Com a saúde mental em pauta, o movimento VAT propõe uma reorganização das jornadas de trabalho, gerando um caminho para um turismo mais sustentável
O movimento VAT, Vida Além do Trabalho, recebeu a atenção dos noticiários nas últimas semanas. Idealizado por Rick Azevedo, ex-balconista de farmácia eleito vereador no Rio de Janeiro nas eleições municipais de 2024, o movimento visa ao fim da escala de trabalho 6×1, alegando que o modelo de jornada é exaustivo e prejudica a qualidade de vida de quem atua em setores que adotam o modelo. No mercado de trabalho relacionado ao turismo, o modelo de escala 6×1 é amplamente adotado. Trabalhar aos domingos e feriados é comum nesse setor, visto que a maior parte do movimento de hotéis, parques temáticos, restaurantes e destinos turísticos em geral se dá justamente nos períodos de recesso.
“O turismo é um fenômeno relativo ao tempo livre e de lazer, os empregos nessa área envolvem o trabalho nos recessos. Além disso, algumas empresas turísticas funcionam 24 horas.
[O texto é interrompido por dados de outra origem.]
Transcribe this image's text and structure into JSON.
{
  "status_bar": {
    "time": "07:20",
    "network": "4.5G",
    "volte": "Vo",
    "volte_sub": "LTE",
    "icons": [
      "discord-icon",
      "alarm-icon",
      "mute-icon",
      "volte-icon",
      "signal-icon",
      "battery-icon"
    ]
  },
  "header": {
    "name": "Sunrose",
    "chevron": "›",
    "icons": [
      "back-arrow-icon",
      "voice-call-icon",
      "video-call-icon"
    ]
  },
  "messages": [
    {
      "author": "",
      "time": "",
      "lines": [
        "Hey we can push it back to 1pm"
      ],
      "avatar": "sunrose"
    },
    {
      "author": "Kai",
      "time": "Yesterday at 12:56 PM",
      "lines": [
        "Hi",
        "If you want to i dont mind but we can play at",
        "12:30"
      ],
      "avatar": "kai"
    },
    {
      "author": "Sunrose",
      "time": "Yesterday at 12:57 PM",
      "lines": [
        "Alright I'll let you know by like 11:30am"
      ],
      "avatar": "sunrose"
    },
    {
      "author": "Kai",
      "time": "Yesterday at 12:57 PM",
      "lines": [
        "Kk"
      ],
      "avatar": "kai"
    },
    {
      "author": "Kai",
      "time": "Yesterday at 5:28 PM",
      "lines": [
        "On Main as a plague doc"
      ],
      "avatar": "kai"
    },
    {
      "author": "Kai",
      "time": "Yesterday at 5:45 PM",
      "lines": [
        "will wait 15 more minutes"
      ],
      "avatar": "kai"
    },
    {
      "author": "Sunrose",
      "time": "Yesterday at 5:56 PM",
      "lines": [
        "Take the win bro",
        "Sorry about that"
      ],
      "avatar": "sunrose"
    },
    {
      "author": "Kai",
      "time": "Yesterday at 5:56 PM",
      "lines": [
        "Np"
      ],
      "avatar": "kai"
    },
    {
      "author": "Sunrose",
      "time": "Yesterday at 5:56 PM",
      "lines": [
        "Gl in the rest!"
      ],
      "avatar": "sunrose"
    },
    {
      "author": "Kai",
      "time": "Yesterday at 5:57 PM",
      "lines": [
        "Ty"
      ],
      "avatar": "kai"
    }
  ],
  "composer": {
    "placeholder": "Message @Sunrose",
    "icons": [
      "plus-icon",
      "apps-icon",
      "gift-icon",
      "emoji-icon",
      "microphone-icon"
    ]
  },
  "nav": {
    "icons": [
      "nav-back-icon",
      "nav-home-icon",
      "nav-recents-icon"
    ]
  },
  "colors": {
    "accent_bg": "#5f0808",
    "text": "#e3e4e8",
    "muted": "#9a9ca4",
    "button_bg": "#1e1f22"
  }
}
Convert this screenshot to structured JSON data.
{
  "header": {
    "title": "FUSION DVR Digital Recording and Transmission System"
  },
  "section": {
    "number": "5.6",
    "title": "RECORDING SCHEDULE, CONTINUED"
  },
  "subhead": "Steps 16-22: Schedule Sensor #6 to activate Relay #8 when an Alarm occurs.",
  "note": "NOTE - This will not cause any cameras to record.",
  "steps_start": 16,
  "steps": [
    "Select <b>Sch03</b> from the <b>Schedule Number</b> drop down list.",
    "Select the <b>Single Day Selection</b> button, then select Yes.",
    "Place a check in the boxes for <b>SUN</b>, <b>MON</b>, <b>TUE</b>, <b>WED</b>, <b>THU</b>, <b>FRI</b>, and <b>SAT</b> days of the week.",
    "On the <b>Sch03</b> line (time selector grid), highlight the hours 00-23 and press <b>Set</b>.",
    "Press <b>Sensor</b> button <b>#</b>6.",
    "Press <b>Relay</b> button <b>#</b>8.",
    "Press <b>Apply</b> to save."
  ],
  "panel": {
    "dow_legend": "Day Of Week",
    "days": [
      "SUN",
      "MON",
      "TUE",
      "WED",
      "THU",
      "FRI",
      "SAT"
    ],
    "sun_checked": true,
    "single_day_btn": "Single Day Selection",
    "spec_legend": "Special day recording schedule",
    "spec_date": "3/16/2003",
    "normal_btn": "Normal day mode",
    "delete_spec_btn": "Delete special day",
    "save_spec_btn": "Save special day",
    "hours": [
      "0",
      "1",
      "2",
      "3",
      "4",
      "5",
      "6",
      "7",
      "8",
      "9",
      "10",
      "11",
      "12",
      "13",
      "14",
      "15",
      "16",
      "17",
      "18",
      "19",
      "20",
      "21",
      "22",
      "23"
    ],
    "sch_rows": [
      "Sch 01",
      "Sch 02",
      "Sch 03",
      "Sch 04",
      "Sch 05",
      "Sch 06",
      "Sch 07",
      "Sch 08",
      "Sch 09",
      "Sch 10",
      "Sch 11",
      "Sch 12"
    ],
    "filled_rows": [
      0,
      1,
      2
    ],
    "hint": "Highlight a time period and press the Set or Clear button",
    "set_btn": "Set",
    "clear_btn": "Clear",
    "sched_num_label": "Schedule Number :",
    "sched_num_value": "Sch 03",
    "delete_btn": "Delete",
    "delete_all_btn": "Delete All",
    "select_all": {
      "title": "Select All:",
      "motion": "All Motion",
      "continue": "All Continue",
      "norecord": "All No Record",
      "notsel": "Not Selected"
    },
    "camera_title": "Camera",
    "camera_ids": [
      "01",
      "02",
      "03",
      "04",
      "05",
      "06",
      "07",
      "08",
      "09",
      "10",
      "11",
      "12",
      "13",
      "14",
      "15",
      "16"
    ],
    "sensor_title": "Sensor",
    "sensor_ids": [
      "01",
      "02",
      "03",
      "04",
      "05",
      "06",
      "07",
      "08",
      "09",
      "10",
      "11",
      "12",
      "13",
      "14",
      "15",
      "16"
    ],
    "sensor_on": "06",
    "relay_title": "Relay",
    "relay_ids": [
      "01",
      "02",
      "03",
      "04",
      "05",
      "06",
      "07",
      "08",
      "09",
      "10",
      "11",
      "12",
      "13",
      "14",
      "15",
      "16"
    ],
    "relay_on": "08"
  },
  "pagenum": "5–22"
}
Equipes de trabalhadores revezam em turnos, fazendo com que os empregos em turismo funcionem em escalas de trabalho diferenciadas e, comumente, adotem o modelo 6×1”, amplia Renan Augusto Moraes Conceição, doutorando em Turismo pela Escola de Artes, Ciências e Humanidades da USP. “Essa forma de organizar o trabalho, muitas vezes, causa fadiga, esgotamento físico e mental e dificuldade do trabalhador conciliar suas obrigações profissionais com outras atividades”, afirma. Uma pesquisa realizada pela Creditas Benefícios, em parceria com a Opinion Box, revelou que 86% dos trabalhadores brasileiros já enfrentaram algum problema de saúde mental associado ao ambiente de trabalho.
“Não raramente, a pessoa que segue a escala 6×1 acaba trabalhando por mais do que seis dias seguidos. A sobrecarga da rotina afeta diretamente a qualidade do serviço prestado pelos trabalhadores, o que acaba gerando insatisfação dos empregadores e adoecimento mental dos funcionários”, complementa o especialista.
Mais tempo livre
O movimento VAT surgiu da demanda dos trabalhadores em escala 6×1, reivindicando melhores condições de trabalho e mais tempo livre. “O movimento ganhou apoio de muitos na mesma situação em escala 6×1, motivando a apresentação de um projeto de emenda à Constituição alterando o regime de trabalho no Brasil, com diminuição da carga horária semanal e buscando a adoção de outras formas de organização da força de trabalho”, afirma Conceição.
Ao redor do mundo, a discussão da redução da jornada de trabalho também ganhou força nos últimos tempos. Portugal iniciou em junho passado um projeto para testar a semana de trabalho de quatro dias. Cerca de 40 empresas participam do experimento. No Reino Unido, empresas britânicas também testam a semana profissional de quatro dias. Em alguns casos, as companhias reduziram a jornada semanal de 40 para 32 horas, solicitando a distribuição das horas ao longo de cinco dias da semana. “As iniciativas por diminuição da carga horária dos trabalhadores não se resumem ao movimento de enfrentamento à escala 6×1. Projetos piloto conduzidos em vários países estão testando uma jornada de trabalho de 4×3. Essas iniciativas vêm medindo o rendimento dos trabalhadores em critérios como produtividade, cumprimento de prazos, taxa de adoecimento físico e mental e índice de rotatividade laboral.”
Também já existem testes sendo desenvolvidos no Brasil: 21 empresas estão operando em escala 4×3 e reunindo dados para a avaliação do rendimento dos funcionários nesse modelo de jornada. A iniciativa é fruto de uma parceria entre a ONG 4 Day Week e a brasileira Reconnect Happiness at Work. “Os resultados têm sido positivos: em média, a produtividade aumentou em 15%, com uma redução de 69% dos casos de burnout dos trabalhadores. No Brasil, esse projeto obteve resultados similares, com melhorias de 61% na execução de projetos, 44% no cumprimento de prazos, 65% na redução de estresse e exaustão entre os participantes”, detalha Conceição.
“Para os trabalhadores do turismo, uma mudança no regime de trabalho poderia afetar positivamente a qualidade do atendimento prestado, principalmente em um setor tão ligado à hospitalidade. O bem receber é central para os serviços turísticos, que ofertam um produto baseado em aspectos subjetivos. Um trabalhador descansado tende a dar vazão às suas habilidades hospitaleiras, excedendo as expectativas de clientes e turistas. Com isso, as empresas turísticas poderiam começar a adotar novos regimes de trabalho, saindo na vanguarda das mudanças sociais que nosso país precisa e aguarda”, finaliza.